Classic Cheesecake
Ingredients
Graham Cracker Crust
- 1 and 1/2 cups graham cracker crumbs (about 14 full sheet graham crackers)
- 7 Tablespoons unsalted butter, melted
- 1/3 cup granulated sugar
Cheesecake
- 4 8-ounce blocks full-fat cream cheese, softened to room temperature
- 1 cup granulated sugar
- 1 cup full-fat sour cream, at room temperature
- 1 teaspoon pure vanilla extract
- 2 teaspoons fresh lemon juice (optional, but recommended)
- 3 large eggs, at room temperature
Instructions
- Adjust the oven rack to the lower-middle position and preheat oven to 350°F (325 for convection).
- The second rack should be positioned directly beneath with a small casserole dish during preheating. place a large baking dish underneath, just in case anything drips.
- Make the crust: Using a food processor, pulse the graham crackers into crumbs. Pour in sugar and melted butter and pulse until combined. Mixture will be sandy. Press firmly into the bottom and slightly up the sides of a 9-inch or 10-inch springform pan. No need to grease the pan first. I use the bottom of a measuring cup to pack the crust down tightly. Pre-bake for 8 minutes. Remove from the oven and place the hot pan on a piece of aluminum foil. The foil will prevent any melted butter from escaping the pan.
- Make the filling: Using a stand mixer fitted with a paddle attachment, beat the cream cheese and granulated sugar together on medium-high speed in a large bowl until the mixture is smooth and creamy, about 2 minutes. Add the sour cream, vanilla extract, and lemon juice then beat until fully combined. On medium speed, add the eggs one at a time, beating after each addition until just blended. After the final egg is incorporated into the batter, stop mixing. To help prevent the cheesecake from deflating and cracking as it cools, avoid over-mixing the batter as best you can.
- Prepare the simple water bath: Boil a full kettle of water. As the water is heating up, wrap the aluminum foil around the springform pan. Pour the cheesecake batter on top of the crust. Use a rubber spatula or spoon to smooth it into an even layer. Carefully pour the hot water inside of the casserole dish inside of the oven. Put the cheesecake directly above the steam bath.

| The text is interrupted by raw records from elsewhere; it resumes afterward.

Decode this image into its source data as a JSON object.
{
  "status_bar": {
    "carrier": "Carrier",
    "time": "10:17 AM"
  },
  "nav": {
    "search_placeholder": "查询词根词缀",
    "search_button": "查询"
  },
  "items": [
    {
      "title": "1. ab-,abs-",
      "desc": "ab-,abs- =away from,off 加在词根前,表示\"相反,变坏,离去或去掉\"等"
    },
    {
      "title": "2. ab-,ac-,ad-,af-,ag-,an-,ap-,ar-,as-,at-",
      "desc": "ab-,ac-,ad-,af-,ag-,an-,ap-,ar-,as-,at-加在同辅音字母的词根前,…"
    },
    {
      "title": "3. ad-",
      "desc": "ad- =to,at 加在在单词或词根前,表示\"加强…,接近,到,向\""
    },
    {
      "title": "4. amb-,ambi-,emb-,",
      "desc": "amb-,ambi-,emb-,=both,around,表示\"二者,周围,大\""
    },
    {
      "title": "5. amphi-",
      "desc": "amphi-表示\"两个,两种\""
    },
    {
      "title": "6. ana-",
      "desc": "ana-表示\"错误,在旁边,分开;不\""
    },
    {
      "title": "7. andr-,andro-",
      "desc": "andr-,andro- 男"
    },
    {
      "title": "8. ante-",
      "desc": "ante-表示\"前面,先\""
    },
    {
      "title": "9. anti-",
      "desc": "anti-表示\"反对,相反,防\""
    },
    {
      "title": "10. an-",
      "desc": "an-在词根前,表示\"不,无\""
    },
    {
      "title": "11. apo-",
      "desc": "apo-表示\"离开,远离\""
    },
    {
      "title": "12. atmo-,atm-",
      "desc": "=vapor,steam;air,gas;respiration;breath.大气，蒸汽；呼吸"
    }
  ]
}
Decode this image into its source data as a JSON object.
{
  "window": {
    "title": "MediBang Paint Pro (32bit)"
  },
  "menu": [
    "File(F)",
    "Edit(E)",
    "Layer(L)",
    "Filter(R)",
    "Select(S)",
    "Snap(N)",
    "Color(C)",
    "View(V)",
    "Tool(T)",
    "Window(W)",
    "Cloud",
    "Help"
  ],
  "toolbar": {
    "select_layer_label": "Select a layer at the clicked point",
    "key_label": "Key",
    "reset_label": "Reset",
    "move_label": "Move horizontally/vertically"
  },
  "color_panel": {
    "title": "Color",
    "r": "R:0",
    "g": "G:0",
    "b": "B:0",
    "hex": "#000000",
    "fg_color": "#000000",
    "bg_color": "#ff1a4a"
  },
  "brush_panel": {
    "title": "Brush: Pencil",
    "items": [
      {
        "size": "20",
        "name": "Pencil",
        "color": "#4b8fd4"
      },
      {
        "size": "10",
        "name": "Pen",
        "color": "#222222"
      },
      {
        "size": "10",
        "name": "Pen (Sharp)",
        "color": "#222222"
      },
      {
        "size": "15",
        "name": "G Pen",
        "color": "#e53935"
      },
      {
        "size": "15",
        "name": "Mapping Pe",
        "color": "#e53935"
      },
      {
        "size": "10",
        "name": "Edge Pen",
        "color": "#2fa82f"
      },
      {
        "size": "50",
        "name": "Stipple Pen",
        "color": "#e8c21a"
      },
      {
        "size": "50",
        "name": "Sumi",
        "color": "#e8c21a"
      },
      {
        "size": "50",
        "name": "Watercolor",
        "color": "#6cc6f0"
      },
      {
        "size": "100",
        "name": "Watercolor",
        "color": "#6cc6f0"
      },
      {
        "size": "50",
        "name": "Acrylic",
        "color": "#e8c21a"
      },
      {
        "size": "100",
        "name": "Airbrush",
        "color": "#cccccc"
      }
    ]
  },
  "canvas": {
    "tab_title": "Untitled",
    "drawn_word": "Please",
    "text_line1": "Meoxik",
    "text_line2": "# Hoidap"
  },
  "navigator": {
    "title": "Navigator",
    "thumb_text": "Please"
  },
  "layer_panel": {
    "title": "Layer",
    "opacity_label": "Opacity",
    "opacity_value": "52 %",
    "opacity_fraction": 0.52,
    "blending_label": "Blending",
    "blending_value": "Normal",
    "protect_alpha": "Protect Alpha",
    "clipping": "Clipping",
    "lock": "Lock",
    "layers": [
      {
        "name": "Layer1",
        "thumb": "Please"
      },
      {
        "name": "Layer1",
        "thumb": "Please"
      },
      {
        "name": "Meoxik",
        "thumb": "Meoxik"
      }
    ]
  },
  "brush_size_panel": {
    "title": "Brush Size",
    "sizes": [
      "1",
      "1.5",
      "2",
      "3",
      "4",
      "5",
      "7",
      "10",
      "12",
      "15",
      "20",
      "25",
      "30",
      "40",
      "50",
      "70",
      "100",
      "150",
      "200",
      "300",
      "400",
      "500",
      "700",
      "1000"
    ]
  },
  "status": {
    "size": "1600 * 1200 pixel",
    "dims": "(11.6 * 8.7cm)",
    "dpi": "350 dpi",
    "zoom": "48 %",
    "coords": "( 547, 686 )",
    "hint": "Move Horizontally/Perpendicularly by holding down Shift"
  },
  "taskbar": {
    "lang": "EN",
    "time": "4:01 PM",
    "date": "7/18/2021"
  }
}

- Bake cheesecake for 55-70 minutes or until the center is almost set. If you notice the cheesecake browning too quickly on top, decrease the temperature by 25 degrees and tent it with aluminum foil halfway through baking. When it’s done, the center of the cheesecake will slightly wobble if you gently shake the pan. The temperature in the center should be between 145-150 degrees. Turn the oven off and open the oven door slightly. Let the cheesecake sit in the oven as it cools down for 1 hour. Remove from the oven, then cool cheesecake completely uncovered at room temperature. Then cover and refrigerate the cheesecake for at least 4 hours or overnight.
- Use a knife to loosen the chilled cheesecake from the rim of the springform pan, then remove the rim. Using a clean sharp knife, cut into slices for serving. For neat slices, wipe the knife clean and dip into warm water between each slice.
- Serve cheesecake with desired toppings. Cover and store leftover cheesecake in the refrigerator for up to 5 days.
Notes
Cherry Sauce
- In a medium saucepan (off the heat), add water (use 1/3 cup for fresh cherries and 1/4 cup water for frozen cherries). Whisk in 1 Tbsp cornstarch, 1 Tbsp lemon juice, and 2 Tbsp sugar.
- Place over medium heat and whisk constantly until the mixture starts to thicken.
- Add 4 cups of pitted, quarted cherries and cook stirring occasionally until sauce is at a light boil (about 6-10 minutes for fresh cherries and 12-15 minutes for frozen). The sauce should be thickened and uniformly bubbling, not just at the edges, then remove from heat. The cherries will release plenty of liquid so don't add more water.
- Cool to room temperature then cover and store in the refrigerator in a glass mason jar or Tupperware container until ready to use. It will thicken more as it stands.